Par Slim BEN YOUSSEF
Comme des Orphée remontés des enfers, les poupées fétiches d’Amel Bouslama, artiste visuelle pluridisciplinaire, « revivent » dans ce monde, endeuillées d’une vie qu’elles auraient vécue dans un autre, antérieur ; un for intérieur, dont elles seraient péniblement issues. Dans un jeu de double de substitution quasi autobiographique, c’est à travers cet « objet-sujet » externe, qu’est cette poupée fétiche, que l’envahissement perceptuel, inaccessible à l’expérience intérieure, devient, pour l’artiste, d’abord « possible » ; puis, une fois représenté, devient « réel », « visible », pour s’étendre ensuite jusqu’au fantasme et au rêve. L’occasion, aussi, pour Amel Bouslama, non seulement d’exprimer sa propre perception de l’art et du monde « à hauteur de poupée », mais surtout de confronter l’univers fantasmé de sa poupée fétiche aux univers fétichisés des « autres », interrogeant par là-même les frontières, improbables, entre le territoire de l’intime et l’espace social partagé.
Dans chaque dispositif, dans chaque photo, dans chaque installation ou nouvelle performance de sa désormais longue et riche carrière d’artiste, une nouvelle vie commence pour sa poupée fétiche.
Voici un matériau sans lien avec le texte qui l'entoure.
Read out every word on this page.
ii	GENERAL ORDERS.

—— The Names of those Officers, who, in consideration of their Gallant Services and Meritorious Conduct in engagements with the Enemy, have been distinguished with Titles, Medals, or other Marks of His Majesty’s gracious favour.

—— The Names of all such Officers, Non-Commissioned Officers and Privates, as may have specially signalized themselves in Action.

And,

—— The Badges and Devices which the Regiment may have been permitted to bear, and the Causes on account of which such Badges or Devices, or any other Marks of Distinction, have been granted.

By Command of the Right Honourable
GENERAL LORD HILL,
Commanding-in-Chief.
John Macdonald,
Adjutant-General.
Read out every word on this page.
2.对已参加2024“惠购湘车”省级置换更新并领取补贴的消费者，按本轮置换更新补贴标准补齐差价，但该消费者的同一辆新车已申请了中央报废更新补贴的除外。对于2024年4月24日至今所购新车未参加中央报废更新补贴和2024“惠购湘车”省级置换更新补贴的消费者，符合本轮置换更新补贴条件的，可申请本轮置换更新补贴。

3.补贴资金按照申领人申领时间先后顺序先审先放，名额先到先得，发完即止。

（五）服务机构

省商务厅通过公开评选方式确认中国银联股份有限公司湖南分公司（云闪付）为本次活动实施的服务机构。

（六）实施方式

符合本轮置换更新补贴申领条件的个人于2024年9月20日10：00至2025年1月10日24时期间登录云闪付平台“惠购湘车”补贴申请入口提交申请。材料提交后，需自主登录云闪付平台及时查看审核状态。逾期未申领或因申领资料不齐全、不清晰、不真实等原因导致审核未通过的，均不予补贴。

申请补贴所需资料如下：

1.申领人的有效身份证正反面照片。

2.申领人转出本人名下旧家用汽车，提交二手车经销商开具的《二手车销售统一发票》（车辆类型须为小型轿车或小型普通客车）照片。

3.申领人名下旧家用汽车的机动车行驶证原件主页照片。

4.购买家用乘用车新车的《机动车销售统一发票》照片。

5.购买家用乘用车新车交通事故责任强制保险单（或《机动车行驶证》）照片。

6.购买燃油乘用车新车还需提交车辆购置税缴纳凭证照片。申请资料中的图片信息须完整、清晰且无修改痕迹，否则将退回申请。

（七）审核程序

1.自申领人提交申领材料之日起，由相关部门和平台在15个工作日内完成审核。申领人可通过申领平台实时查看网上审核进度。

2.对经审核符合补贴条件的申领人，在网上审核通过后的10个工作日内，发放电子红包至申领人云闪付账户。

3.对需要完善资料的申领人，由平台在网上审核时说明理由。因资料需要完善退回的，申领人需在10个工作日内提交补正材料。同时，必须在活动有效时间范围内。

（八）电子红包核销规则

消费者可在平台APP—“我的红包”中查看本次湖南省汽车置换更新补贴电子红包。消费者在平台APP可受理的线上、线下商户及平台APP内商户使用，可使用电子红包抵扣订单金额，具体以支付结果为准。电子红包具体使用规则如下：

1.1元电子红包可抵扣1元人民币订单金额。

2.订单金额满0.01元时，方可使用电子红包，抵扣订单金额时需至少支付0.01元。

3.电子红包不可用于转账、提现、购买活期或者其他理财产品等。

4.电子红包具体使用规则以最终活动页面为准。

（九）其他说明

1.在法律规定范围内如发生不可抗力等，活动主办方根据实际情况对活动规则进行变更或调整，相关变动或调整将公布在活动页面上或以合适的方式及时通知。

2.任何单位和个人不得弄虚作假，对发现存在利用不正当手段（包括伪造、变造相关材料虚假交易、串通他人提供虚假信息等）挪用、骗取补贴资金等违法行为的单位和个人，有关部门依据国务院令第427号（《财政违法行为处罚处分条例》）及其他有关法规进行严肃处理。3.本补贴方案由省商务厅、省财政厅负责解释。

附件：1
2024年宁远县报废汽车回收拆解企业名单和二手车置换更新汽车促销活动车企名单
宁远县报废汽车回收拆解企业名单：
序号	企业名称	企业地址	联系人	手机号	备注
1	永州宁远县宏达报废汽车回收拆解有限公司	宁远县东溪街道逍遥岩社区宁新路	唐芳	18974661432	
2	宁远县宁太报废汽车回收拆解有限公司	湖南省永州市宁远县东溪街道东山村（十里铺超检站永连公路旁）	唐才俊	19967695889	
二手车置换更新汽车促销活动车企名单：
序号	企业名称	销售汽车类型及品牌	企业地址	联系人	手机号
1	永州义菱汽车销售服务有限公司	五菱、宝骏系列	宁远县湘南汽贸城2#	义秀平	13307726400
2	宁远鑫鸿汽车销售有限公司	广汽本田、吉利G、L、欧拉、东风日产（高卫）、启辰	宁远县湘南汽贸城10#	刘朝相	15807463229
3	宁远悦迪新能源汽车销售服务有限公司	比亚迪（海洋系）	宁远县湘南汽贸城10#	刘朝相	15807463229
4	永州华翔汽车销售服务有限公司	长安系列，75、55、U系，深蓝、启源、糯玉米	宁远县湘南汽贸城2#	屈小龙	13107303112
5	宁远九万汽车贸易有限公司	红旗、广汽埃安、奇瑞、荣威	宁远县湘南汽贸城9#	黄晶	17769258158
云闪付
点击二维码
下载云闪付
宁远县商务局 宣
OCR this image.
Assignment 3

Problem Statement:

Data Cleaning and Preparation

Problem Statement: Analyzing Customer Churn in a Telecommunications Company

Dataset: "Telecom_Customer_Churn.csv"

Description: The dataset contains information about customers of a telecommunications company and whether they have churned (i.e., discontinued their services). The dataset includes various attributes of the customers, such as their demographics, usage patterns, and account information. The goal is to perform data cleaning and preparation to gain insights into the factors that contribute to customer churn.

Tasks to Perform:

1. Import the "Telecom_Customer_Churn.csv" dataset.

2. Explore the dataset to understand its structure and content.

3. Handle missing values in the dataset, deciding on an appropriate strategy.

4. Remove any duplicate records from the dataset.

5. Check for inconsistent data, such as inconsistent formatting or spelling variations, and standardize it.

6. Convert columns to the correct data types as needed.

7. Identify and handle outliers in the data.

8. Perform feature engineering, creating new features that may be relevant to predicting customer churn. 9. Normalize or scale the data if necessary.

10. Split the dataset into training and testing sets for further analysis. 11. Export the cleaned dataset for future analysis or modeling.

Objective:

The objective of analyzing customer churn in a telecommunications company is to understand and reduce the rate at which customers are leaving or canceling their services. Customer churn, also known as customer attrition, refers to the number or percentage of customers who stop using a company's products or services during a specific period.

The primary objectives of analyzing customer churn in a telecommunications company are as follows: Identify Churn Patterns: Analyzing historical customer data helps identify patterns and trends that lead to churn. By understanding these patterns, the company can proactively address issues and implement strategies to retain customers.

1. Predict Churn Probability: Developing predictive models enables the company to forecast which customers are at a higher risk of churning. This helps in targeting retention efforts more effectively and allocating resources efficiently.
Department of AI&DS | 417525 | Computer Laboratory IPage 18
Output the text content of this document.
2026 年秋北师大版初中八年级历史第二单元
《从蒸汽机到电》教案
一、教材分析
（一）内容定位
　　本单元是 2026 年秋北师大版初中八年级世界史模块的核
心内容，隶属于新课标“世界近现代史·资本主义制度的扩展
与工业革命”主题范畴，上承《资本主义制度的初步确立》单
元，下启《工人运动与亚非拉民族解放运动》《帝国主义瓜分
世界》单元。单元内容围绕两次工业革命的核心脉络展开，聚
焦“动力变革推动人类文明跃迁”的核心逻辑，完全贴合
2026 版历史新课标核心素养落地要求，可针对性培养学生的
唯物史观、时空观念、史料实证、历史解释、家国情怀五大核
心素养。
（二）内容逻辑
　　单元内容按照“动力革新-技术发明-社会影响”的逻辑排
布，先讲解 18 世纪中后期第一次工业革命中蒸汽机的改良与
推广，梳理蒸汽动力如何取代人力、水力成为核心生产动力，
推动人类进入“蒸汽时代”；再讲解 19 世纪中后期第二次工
Tantôt encastrée, tantôt libre, tantôt remise en boite ; jamais coiffée, rarement vêtue mais toujours mise en scène, la poupée d’enfance d’Amel Bouslama renaît brutalement dans la lumière, et, en multipliant les poses d’une exposition à l’autre, réapparaît, à chaque fois, un peu plus « humaine ». Poursuivant son « épopée » au fil des années, la poupée « qui a résisté à l’éléphant » apporte, à chaque fois, son lot d’histoires, de sensations et de souvenirs individuels et éminemment intimes, conjugués, dans des montages photographiques et scéniques plus ou moins recherchés, à des citations, clins d’œil, références et événements, issus de l’imaginaire collectif, de l’héritage artistique ou du vécu sociétal partagé.
Lorsque le récit d’un vécu individuel, tantôt réel, tantôt fantasmé, et l’émotion d’un souvenir intime, priment au dépens de la matière, la représentation de cet objet-sujet qu’est la poupée fétiche, appréhendée dans son contemporain social, concernerait, à bien des égards, un référent « furtif », « confidentiel », « réservé à soi », que l’artiste arrache, de manière plus ou moins préméditée, à sa « non-socialisation ». Chez Amel Bouslama, l’acte de création émanerait ainsi, d’une part, d’un besoin viscéral de confidence, doublé d’un désir mnémonique d’introspection, et, d’autre part, d’une soif d’ « exhibition », quasi obsessionnelle, de l’intime, focalisée dans la figure fétiche de sa poupée d’enfance.
C’est dans cette « gesta » d’ostentation et de « pudeur impudique », caractérisée par une volonté, à priori revendiquée, non pas de « représenter », « donner à voir », « rendre visible », mais de, carrément, « exhiber », souvent nu, le corps très « humain », et en l’occurrence féminin, de sa poupée fétiche, qu’Amel Bouslama s’octroie un enjeu artistique, qui semble, du moins pour elle, d’une capitale importance. Ses photographies, ses photomontages, ses installations, ses performances et ses dessins à l’encre, colle et sable, explorent, au fil des années, les dits et les non-dits de l’intime dans sa relation au collectif au sein de sa société tunisienne. A travers sa démarche artistique marquée par le montage, l’artiste interroge, avec subtilités, la problématique du corps dans son rapport avec le vécu sociétal, individuel ou collectif.
Ayant eu droit, récemment, à une exposition-hommage à son parcours, en compagnie de deux autres artistes de sa génération, Besma H’lel et Nadia Jelassi, à la galerie Makam de la Cité de la culture de Tunis, Amel Bouslama peut se targuer, à 67 ans, d’une riche carrière d’artiste visuelle pluridisciplinaire, ponctuée par 4 expositions personnelles –à Hammamet (1988), Paris (2003), Tunis (2005), Nabeul (2006)- et pas moins de 67 expositions collectives, entre la Tunisie et l’international, notamment à Osnabrück (2007) et Rome (2014), et dans des galeries privées, festivals, colloques et autres biennales. Ses œuvres se trouvent dans les collections du ministère tunisien des Affaires culturelles, du Centre culturel international de Hammamet, de la Biennale de Dakar, de la Fondation Kamel Laazar, d’Imago mundi de Luciano Benetton, et dans des collections privées.